Bin Laden undoubtedly was the face of terrorism, and even though he wore a beard and a white turban like the Prophet Muhammad and thousands of other Muslim men, "inwardly he was the antithesis of the Prophet's behavior," Wafi told his class.
Wafi said bin Laden was an engineer who didn't know more about Islamic law than the average Muslim. The al-Qaida leader's 1996 fatwa or legal opinion claiming "the walls of oppression and humiliation cannot be demolished except in a rain of bullets" contains several egregious errors in his understanding of Islamic law, Wafi said. "He was not qualified to issue a legal opinion."
Throughout history, extremist movements have sprung up within both Christianity and Islam in the name of the oppressed, Wafi said.
In the seventh century C.E. (common era), the Kharijite rebels a sect of discontented Muslims used terrorism to challenge the beliefs and authority of Sunni and Shiite Muslims. They practiced vigilantism, used hit-and-run tactics and targeted civilians, characteristics shared by al-Qaida.
"The Prophet says, 'Beware of extremism in religion,' " Wafi said. "All major religions teach the path of moderation."
Bin Laden the scion of one of the wealthiest, most charitable families in Saudi Arabia was traumatized by the treatment of Palestinians and sacrificed wealth, power and privilege to battle the West, making him a Robin Hood figure to those living in poverty, Wafi said. "There seems to be this foolish lionizing and worshipping of bin Laden in certain segments of the Muslim community abroad," he said.
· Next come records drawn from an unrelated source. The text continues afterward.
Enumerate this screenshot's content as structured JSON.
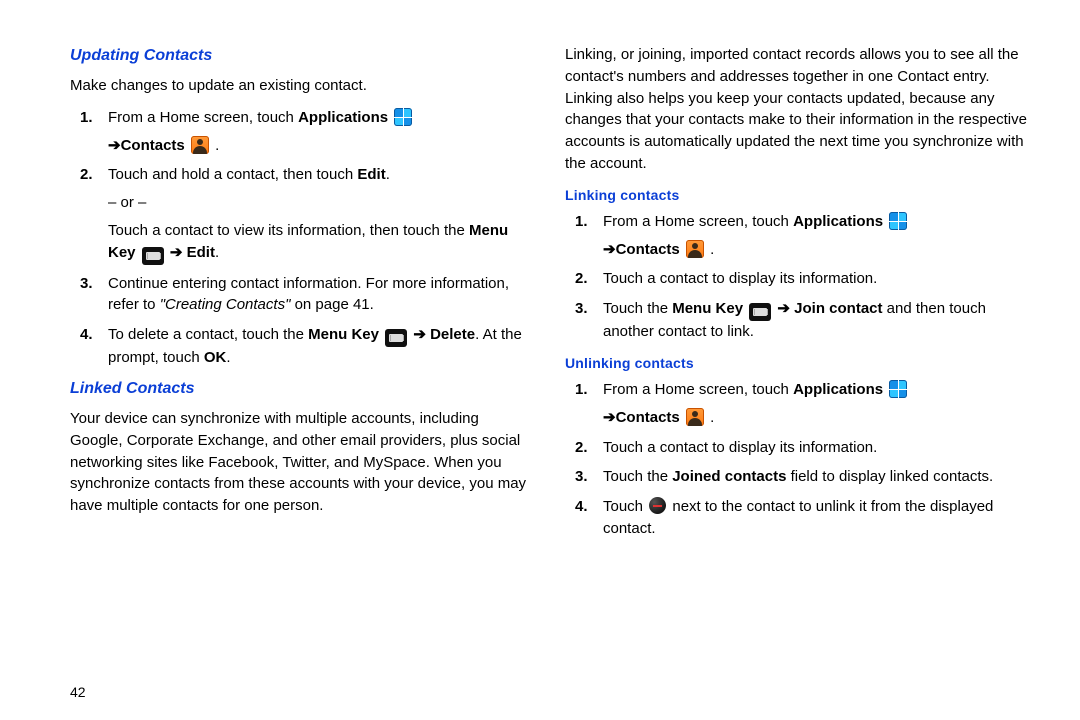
{
  "page_number": "42",
  "left": {
    "h_updating": "Updating Contacts",
    "p_update_intro": "Make changes to update an existing contact.",
    "steps_update": [
      {
        "pre": "From a Home screen, touch ",
        "bold1": "Applications",
        "sub_arrow": "➔",
        "bold2": "Contacts",
        "post": " ."
      },
      {
        "l1a": "Touch and hold a contact, then touch ",
        "l1bold": "Edit",
        "l1b": ".",
        "or": "– or –",
        "l2": "Touch a contact to view its information, then touch the ",
        "l2bold1": "Menu Key",
        "l2arrow": " ➔ ",
        "l2bold2": "Edit",
        "l2end": "."
      },
      {
        "text_a": "Continue entering contact information. For more information, refer to ",
        "ital": "\"Creating Contacts\"",
        "text_b": " on page 41."
      },
      {
        "t1": "To delete a contact, touch the ",
        "bold1": "Menu Key",
        "arrow": " ➔ ",
        "bold2": "Delete",
        "t2": ". At the prompt, touch ",
        "bold3": "OK",
        "t3": "."
      }
    ],
    "h_linked": "Linked Contacts",
    "p_linked": "Your device can synchronize with multiple accounts, including Google, Corporate Exchange, and other email providers, plus social networking sites like Facebook, Twitter, and MySpace. When you synchronize contacts from these accounts with your device, you may have multiple contacts for one person."
  },
  "right": {
    "p_intro": "Linking, or joining, imported contact records allows you to see all the contact's numbers and addresses together in one Contact entry. Linking also helps you keep your contacts updated, because any changes that your contacts make to their information in the respective accounts is automatically updated the next time you synchronize with the account.",
    "h_linking": "Linking contacts",
    "linking": {
      "s1_pre": "From a Home screen, touch ",
      "s1_bold": "Applications",
      "s1_sub_arrow": "➔",
      "s1_bold2": "Contacts",
      "s1_post": " .",
      "s2": "Touch a contact to display its information.",
      "s3_a": "Touch the ",
      "s3_bold1": "Menu Key",
      "s3_arrow": " ➔ ",
      "s3_bold2": "Join contact",
      "s3_b": " and then touch another contact to link."
    },
    "h_unlinking": "Unlinking contacts",
    "unlinking": {
      "s1_pre": "From a Home screen, touch ",
      "s1_bold": "Applications",
      "s1_sub_arrow": "➔",
      "s1_bold2": "Contacts",
      "s1_post": " .",
      "s2": "Touch a contact to display its information.",
      "s3_a": "Touch the ",
      "s3_bold": "Joined contacts",
      "s3_b": " field to display linked contacts.",
      "s4_a": "Touch ",
      "s4_b": " next to the contact to unlink it from the displayed contact."
    }
  }
}
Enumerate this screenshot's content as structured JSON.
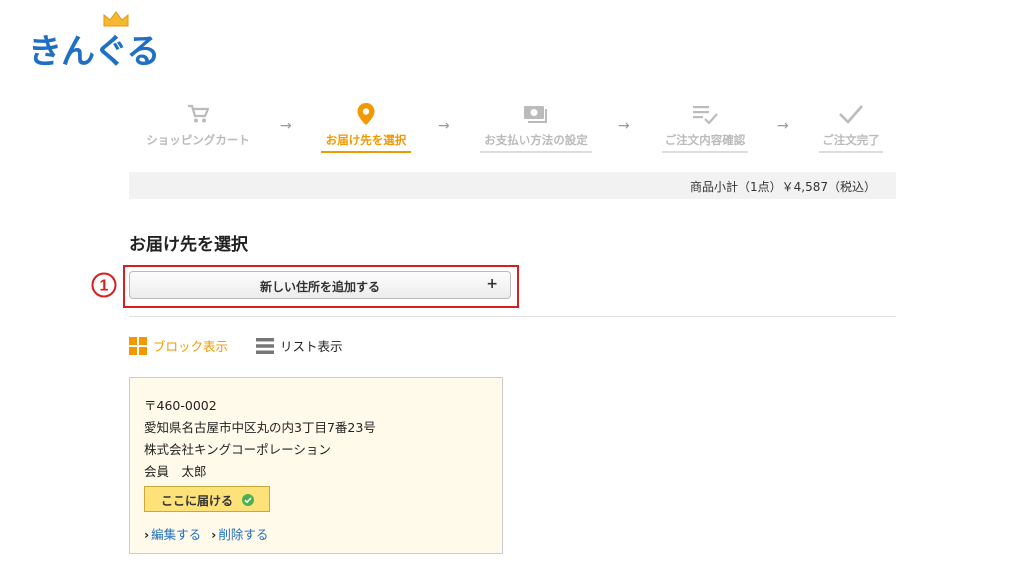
{
  "logo": {
    "text": "きんぐる"
  },
  "steps": [
    {
      "label": "ショッピングカート",
      "icon": "cart-icon",
      "state": "done"
    },
    {
      "label": "お届け先を選択",
      "icon": "location-pin-icon",
      "state": "active"
    },
    {
      "label": "お支払い方法の設定",
      "icon": "money-icon",
      "state": "future"
    },
    {
      "label": "ご注文内容確認",
      "icon": "checklist-icon",
      "state": "future"
    },
    {
      "label": "ご注文完了",
      "icon": "check-icon",
      "state": "future"
    }
  ],
  "subtotal": "商品小計（1点）￥4,587（税込）",
  "page_title": "お届け先を選択",
  "callout": "1",
  "add_address": {
    "label": "新しい住所を追加する",
    "plus": "+"
  },
  "view": {
    "block_label": "ブロック表示",
    "list_label": "リスト表示"
  },
  "address_card": {
    "postal": "〒460-0002",
    "address": "愛知県名古屋市中区丸の内3丁目7番23号",
    "company": "株式会社キングコーポレーション",
    "name": "会員　太郎",
    "deliver_label": "ここに届ける",
    "edit_label": "編集する",
    "delete_label": "削除する"
  },
  "colors": {
    "accent": "#f39800",
    "brand": "#1f6fc2",
    "callout": "#d81e1e",
    "link": "#1f6fc2"
  }
}
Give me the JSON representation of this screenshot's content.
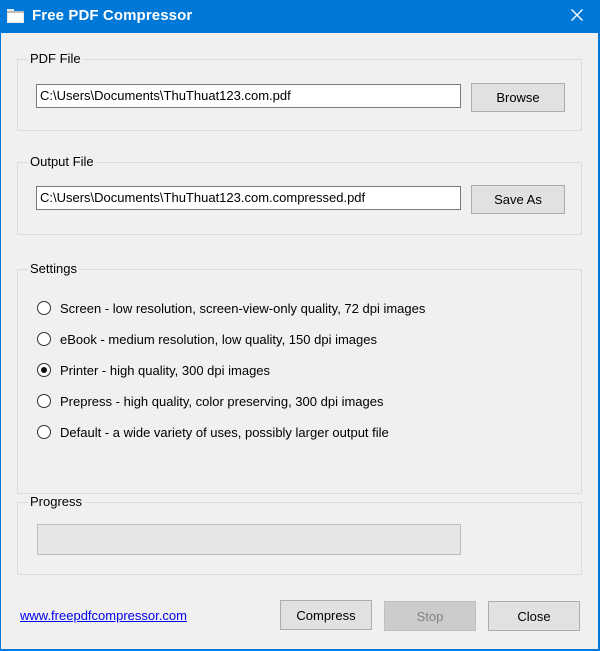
{
  "window": {
    "title": "Free PDF Compressor"
  },
  "pdf_file": {
    "label": "PDF File",
    "value": "C:\\Users\\Documents\\ThuThuat123.com.pdf",
    "browse_label": "Browse"
  },
  "output_file": {
    "label": "Output File",
    "value": "C:\\Users\\Documents\\ThuThuat123.com.compressed.pdf",
    "save_as_label": "Save As"
  },
  "settings": {
    "label": "Settings",
    "selected": "printer",
    "options": [
      {
        "id": "screen",
        "label": "Screen - low resolution, screen-view-only quality, 72 dpi images"
      },
      {
        "id": "ebook",
        "label": "eBook - medium resolution, low quality, 150 dpi images"
      },
      {
        "id": "printer",
        "label": "Printer - high quality, 300 dpi images"
      },
      {
        "id": "prepress",
        "label": "Prepress - high quality, color preserving, 300 dpi images"
      },
      {
        "id": "default",
        "label": "Default - a wide variety of uses, possibly larger output file"
      }
    ]
  },
  "progress": {
    "label": "Progress",
    "value": 0
  },
  "footer": {
    "link_text": "www.freepdfcompressor.com",
    "compress_label": "Compress",
    "stop_label": "Stop",
    "close_label": "Close"
  },
  "colors": {
    "titlebar": "#0078d7",
    "client_bg": "#f0f0f0",
    "link": "#0000ee"
  },
  "icons": {
    "app": "folder-icon",
    "close": "close-icon"
  }
}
Just as the terrorist vigilantism of bin Laden and al-Qaida is forbidden by Islam, so is state-sanctioned terrorism, Wafi said. "Many believe our American government's involved in state-sanctioned terrorism because of the innocent people killed in the wars in Afghanistan and Iraq."
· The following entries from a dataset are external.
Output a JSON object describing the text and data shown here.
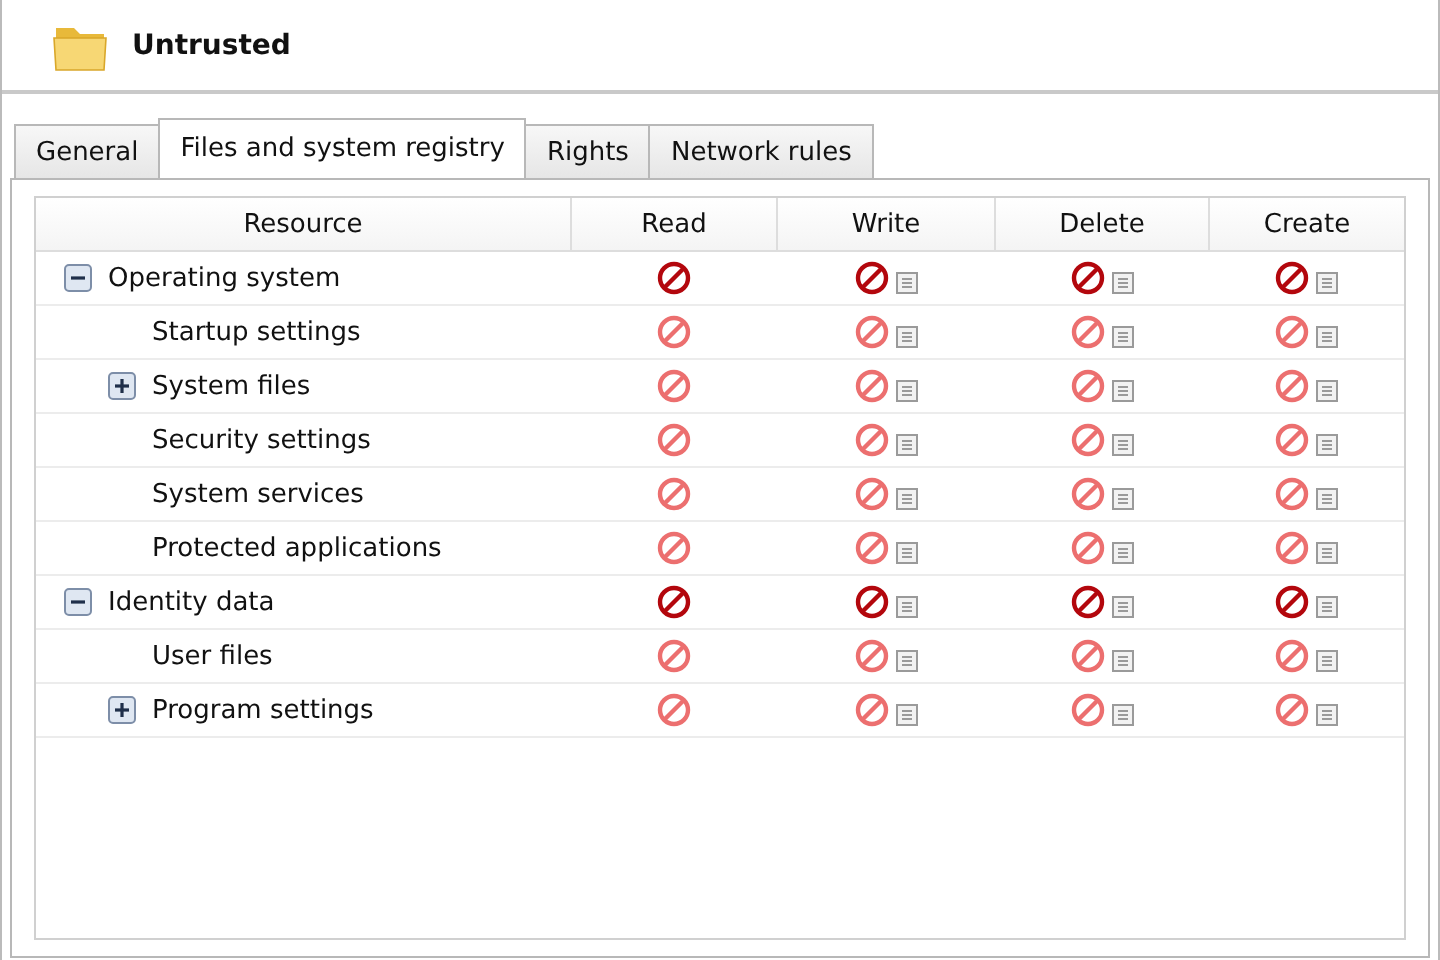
{
  "window": {
    "title": "Untrusted"
  },
  "tabs": [
    {
      "label": "General",
      "selected": false
    },
    {
      "label": "Files and system registry",
      "selected": true
    },
    {
      "label": "Rights",
      "selected": false
    },
    {
      "label": "Network rules",
      "selected": false
    }
  ],
  "table": {
    "columns": [
      {
        "label": "Resource"
      },
      {
        "label": "Read",
        "kind": "access"
      },
      {
        "label": "Write",
        "kind": "access-details"
      },
      {
        "label": "Delete",
        "kind": "access-details"
      },
      {
        "label": "Create",
        "kind": "access-details"
      }
    ],
    "rows": [
      {
        "label": "Operating system",
        "expanded": true,
        "inherited": false,
        "children": [
          {
            "label": "Startup settings",
            "inherited": true
          },
          {
            "label": "System files",
            "expanded": false,
            "inherited": true
          },
          {
            "label": "Security settings",
            "inherited": true
          },
          {
            "label": "System services",
            "inherited": true
          },
          {
            "label": "Protected applications",
            "inherited": true
          }
        ]
      },
      {
        "label": "Identity data",
        "expanded": true,
        "inherited": false,
        "children": [
          {
            "label": "User files",
            "inherited": true
          },
          {
            "label": "Program settings",
            "expanded": false,
            "inherited": true
          }
        ]
      }
    ]
  }
}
When the oppressed become the oppressors, the onus is on the common people those truly oppressed to break the cycle of violence, Wafi said.
Imam Mohamed Abdul-Azeez of Sacramento's SALAM Islamic Center would like to have seen bin Laden taken alive, convicted of murder, terrorism and plotting against U.S. interests and put behind bars.
"Everything we know about bin Laden's basically what the government's told us and we believe most of it, but we're a country of laws and due process is everything," said Abdul-Azeez.
He applauds the courage of the Navy SEALs who took out bin Laden "there's a plethora of evidence that he deserved what he got."
But a trial would have shown the triumph of the American way of life vs. al-Qaida's way, the imam said.
His sermon on Friday at SALAM mosque focused on the power of peaceful protest to effect change. Regardless of how people feel about the events surrounding bin Laden's death, "al-Qaida completely failed as an ideology," Abdul-Azeez said. "It brought turmoil, it brought wars on Afghanistan and Iraq and things got worse."
Millions of Egyptians "showed the world in 18 days that it doesn't take jihadi rhetoric or American intervention, it just takes peaceful protest to bring change," the imam said.
"We live in a very confusing, extremely polarized world some Muslims are attacking the West, the West is attacking Muslim countries," Abdul-Azeez said.
When people are confused, the secret is to go back to the Prophet Muhammad, "who was able to win the hearts and minds of his enemies just by being loving and compassionate, putting himself in their shoes and trying to understand where they were coming from," Abdul-Azeez said. "That's the way to go not killing, retaliation or hatred."
The power of compassion as applied to the non-violent protests reshaping the Arab world has crippled al-Qaida's ability to recruit, and "is just so lasting and eternal it will resonate for generations to come," Abdul-Azeez said.